Just like my process, my subject matter is constantly evolving. My real passion is for my larger scale narrative works.  Although I may be criticized that I jump around subject wise, it’s all a long term learning experience for me to become a better oil painter . Craftsmanship and respect for the medium are very important to me. I got into painting birds, other animals and still life objects as a form of doing studies. This then led to my current series of celebrity portraits. It’s a way to explore all types of facial features/ hair/ skin color etc. without worrying about making a meaningful statement.  This process has been a lot of fun, and after about 70 celebrity paintings, I can definitely say I learned quite a bit.  At this point in my career, I’m not concerned with being known for one thing (subject wise).  One day it will all come together into my narrative work (when I decide to settle down).
What would you say your favorite piece is?
My favorite pieces are usually ones that signify a transitional moment. I worked on a piece titled “Primal Scream” for months, and put so much of my “self” into it. I felt as though it came off as expressive, and really evoked emotion.
Primal Scream
Another favorite of mine was “Ad Astra Per Aspera” a collaborative piece I did with my talented friend Kelley Hagemes of Claw and Bone Artworks. We had an exhibit together in 2012, and I felt like our styles melded perfectly together. I’d really love to do more collaborative work with different artists in the future.
Ad Astra Per Aspera
If you could have anyone sit for a portrait, dead or alive, who would you choose? 

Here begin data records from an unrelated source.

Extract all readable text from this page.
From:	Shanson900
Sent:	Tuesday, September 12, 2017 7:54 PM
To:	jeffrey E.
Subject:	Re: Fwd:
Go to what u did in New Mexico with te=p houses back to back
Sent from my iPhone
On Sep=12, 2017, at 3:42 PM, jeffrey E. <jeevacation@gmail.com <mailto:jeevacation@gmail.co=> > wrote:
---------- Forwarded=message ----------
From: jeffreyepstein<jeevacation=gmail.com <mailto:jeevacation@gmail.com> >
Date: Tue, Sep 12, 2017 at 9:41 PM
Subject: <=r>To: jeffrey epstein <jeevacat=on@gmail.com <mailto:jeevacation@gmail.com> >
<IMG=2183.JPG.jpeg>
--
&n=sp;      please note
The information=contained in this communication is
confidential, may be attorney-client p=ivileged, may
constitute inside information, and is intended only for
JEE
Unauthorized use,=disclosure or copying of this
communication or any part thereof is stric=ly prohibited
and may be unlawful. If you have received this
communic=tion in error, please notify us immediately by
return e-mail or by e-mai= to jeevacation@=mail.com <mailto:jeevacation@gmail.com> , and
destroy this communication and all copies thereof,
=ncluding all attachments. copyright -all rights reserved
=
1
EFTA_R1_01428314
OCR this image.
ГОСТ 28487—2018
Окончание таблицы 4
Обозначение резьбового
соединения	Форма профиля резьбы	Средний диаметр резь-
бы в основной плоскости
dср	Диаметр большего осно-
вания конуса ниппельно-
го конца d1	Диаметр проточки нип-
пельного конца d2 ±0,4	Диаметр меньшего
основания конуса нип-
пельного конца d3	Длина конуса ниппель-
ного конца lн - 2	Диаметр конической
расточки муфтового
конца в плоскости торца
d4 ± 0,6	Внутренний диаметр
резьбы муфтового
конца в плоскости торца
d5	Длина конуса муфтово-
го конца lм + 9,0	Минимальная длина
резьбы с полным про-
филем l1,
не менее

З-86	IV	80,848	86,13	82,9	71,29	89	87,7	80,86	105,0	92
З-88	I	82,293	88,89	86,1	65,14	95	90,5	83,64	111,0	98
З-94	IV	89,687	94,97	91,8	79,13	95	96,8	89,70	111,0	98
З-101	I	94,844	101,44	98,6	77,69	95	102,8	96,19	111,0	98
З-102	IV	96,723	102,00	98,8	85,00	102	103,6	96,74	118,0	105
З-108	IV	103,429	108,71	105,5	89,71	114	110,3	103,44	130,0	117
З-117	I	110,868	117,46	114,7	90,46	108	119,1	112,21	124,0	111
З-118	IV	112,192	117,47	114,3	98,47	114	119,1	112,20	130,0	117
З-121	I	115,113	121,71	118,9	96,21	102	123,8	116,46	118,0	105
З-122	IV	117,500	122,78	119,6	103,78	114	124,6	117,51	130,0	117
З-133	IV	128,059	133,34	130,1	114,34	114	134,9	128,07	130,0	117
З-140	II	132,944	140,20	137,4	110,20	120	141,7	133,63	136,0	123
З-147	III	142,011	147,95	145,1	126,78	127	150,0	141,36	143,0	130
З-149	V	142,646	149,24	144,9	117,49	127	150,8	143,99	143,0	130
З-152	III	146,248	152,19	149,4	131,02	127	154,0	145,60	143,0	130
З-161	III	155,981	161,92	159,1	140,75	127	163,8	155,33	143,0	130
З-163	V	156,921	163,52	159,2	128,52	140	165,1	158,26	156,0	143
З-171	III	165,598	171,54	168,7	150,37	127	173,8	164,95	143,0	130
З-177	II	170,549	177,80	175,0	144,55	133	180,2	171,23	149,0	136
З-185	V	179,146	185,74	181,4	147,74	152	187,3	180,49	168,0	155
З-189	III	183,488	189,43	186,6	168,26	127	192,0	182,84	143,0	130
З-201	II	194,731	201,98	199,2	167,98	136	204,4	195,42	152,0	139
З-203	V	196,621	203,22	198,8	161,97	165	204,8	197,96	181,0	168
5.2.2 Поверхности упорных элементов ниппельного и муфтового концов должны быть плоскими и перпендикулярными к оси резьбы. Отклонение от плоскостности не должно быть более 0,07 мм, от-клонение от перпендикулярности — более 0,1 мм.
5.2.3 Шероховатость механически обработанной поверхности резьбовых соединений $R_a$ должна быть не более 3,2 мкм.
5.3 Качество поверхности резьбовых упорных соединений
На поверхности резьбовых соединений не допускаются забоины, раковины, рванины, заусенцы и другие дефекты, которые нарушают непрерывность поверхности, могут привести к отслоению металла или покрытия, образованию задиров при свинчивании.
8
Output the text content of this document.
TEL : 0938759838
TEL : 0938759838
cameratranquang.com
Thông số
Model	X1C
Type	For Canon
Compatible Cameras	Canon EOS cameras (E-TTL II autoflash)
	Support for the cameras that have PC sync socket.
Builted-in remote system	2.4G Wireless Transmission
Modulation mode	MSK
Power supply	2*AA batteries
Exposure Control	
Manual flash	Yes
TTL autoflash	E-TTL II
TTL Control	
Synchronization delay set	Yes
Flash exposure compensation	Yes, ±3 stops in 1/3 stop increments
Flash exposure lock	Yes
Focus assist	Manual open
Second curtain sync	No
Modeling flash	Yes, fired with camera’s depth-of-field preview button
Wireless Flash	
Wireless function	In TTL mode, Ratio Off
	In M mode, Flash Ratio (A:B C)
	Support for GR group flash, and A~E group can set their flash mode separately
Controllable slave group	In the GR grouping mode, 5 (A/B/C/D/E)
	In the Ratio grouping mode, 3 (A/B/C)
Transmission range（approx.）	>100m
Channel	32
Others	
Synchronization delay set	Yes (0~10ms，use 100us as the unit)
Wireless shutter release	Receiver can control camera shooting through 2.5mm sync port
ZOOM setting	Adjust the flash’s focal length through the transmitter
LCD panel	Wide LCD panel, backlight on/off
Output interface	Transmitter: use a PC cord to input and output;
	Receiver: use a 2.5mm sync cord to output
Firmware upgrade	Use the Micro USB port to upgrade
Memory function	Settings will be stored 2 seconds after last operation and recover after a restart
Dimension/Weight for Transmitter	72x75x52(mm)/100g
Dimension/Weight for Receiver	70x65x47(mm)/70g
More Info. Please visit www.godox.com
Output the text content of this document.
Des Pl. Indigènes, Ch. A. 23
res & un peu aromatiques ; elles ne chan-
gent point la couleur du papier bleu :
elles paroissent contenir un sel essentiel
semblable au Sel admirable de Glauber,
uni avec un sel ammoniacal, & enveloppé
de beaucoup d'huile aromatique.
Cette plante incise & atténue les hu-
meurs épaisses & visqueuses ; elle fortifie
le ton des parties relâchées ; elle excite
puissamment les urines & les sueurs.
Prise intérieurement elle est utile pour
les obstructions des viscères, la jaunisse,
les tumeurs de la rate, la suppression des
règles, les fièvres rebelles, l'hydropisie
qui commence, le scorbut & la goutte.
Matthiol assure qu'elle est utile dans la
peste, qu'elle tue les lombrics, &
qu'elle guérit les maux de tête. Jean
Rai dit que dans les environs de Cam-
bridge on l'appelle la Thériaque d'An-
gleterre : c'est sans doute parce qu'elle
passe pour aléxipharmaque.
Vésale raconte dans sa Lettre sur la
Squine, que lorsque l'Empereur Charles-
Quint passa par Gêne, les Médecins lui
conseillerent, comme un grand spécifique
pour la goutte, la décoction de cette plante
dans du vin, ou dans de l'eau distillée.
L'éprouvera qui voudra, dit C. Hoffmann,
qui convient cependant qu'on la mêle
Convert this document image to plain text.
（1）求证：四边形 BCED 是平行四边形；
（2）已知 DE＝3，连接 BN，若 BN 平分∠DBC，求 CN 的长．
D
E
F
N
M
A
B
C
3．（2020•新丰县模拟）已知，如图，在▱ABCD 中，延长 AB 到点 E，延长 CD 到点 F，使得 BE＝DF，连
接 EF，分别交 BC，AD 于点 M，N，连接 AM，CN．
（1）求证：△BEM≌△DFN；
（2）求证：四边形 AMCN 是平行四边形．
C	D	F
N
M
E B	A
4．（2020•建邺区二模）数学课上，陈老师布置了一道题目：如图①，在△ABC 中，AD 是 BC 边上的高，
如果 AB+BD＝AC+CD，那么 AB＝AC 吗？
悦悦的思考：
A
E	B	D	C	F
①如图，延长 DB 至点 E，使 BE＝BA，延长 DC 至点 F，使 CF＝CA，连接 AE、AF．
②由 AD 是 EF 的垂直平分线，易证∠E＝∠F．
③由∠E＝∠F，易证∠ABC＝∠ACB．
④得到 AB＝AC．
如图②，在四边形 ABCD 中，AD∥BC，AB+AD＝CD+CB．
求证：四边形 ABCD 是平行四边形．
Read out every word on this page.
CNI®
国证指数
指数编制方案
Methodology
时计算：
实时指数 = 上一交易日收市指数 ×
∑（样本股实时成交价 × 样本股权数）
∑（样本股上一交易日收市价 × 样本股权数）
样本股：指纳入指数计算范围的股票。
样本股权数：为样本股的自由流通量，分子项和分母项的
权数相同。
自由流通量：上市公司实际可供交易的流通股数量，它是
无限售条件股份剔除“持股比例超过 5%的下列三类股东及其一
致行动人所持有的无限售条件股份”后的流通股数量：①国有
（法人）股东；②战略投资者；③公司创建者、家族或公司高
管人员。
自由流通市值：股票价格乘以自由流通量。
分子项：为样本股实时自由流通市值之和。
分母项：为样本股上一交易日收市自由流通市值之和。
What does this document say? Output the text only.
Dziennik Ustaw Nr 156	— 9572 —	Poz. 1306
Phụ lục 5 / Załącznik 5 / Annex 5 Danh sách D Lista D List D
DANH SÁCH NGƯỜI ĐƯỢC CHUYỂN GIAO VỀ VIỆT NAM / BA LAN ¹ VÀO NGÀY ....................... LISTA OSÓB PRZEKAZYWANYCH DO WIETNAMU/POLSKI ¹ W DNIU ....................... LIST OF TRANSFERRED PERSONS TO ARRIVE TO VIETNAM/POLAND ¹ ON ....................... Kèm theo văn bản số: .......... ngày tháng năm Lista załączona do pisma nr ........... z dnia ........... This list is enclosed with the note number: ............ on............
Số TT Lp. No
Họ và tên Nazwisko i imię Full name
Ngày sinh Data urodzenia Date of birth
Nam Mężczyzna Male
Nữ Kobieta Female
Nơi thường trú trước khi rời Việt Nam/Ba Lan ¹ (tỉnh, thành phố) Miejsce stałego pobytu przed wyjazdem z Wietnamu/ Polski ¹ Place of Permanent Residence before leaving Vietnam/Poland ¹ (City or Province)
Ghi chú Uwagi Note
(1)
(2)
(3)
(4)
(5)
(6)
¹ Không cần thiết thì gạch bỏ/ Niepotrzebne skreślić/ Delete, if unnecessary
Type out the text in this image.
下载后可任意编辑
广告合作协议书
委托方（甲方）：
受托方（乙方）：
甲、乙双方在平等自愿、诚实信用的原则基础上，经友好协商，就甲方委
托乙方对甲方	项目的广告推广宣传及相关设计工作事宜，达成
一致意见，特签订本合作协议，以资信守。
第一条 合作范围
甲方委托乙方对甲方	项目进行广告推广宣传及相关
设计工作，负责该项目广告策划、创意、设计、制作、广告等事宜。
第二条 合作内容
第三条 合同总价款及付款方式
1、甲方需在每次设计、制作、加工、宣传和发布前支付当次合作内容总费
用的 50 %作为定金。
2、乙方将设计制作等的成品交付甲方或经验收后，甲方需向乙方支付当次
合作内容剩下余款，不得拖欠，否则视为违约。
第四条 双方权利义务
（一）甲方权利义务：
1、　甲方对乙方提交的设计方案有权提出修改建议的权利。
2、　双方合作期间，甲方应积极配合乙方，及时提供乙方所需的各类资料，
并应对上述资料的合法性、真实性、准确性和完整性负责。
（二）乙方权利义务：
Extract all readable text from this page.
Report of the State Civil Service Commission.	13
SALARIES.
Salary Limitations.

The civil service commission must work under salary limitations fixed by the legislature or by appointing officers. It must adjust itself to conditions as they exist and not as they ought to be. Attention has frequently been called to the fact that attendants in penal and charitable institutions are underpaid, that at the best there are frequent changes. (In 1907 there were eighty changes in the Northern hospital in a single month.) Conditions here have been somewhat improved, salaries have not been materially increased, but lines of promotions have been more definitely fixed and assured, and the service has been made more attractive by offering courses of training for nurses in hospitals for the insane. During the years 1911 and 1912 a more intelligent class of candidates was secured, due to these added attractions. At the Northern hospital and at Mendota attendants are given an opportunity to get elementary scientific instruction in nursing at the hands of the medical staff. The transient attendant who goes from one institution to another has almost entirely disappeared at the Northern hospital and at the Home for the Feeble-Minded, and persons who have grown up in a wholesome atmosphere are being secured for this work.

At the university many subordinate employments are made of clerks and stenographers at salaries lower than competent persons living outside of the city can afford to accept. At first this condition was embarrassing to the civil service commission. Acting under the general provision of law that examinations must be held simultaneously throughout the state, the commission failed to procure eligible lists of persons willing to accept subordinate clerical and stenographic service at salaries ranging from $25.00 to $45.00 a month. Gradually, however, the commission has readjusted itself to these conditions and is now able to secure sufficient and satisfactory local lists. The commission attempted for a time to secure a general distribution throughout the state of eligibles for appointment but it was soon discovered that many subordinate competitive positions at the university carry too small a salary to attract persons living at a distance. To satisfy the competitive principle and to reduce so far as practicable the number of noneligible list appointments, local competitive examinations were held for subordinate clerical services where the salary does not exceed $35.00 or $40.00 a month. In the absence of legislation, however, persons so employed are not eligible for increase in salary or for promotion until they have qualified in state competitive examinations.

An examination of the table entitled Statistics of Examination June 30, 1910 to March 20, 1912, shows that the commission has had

That’s difficult to say, but I suppose it would be interesting to sit and paint another artist while they painted me. Someone like Frida Kahlo, I could watch her process, which is very different from mine. Or Bob Ross, he was probably a very pleasant man and it would be fun to paint his hair.
What is the best advice you have been given as an artist?
What advice would you give aspiring artists?
I  was told by someone once that to call yourself an artist, you have to do art everyday. I’m not sure that is the best advice, but it was always something that stuck with me and gave me motivation.  Maybe “doing art” is thinking about your next project, or researching something that inspires you. As in any other skill or craft, having it part of your daily routine is some way or another keeps you in practice. I guess my advice would be to always move forward and grow, but of course, enjoy the journey.
What projects are in store for Lost and Found Fine Art?
I always try to keep busy and be involved with various group/ benefit shows. It’s an easy way of having a presence in your local art scene and being part of the community. In April, I will be having work in an exhibit ” Southern Discomfort”, work inspired by writer Flannery O’Conner, and “Art Deko” one of 100 regional artists creating original works on / with skatedecks, to be auctioned off to benefit our future free public skatepark.
What I’m most excited about are my two upcoming solo exhibitions:
“I’m Your Biggest Fan” in April, will feature over 60 celebrity portraits. I’m happy to be involved with Location Gallery here in Savannah. They are newly opened, and they donate their gallery commission to local non profits. My exhibit will be donating gallery profits to One Love Animal Rescue. They are even going to hold a coinciding animal adoption event.
My other exhibition will be in Durham, NC at SPECTRE Arts. The gallery is in an old converted church and will feature my narrative work and still lives. Although I’ve shown pieces around the country, this will be my first solo show outside of Georgia.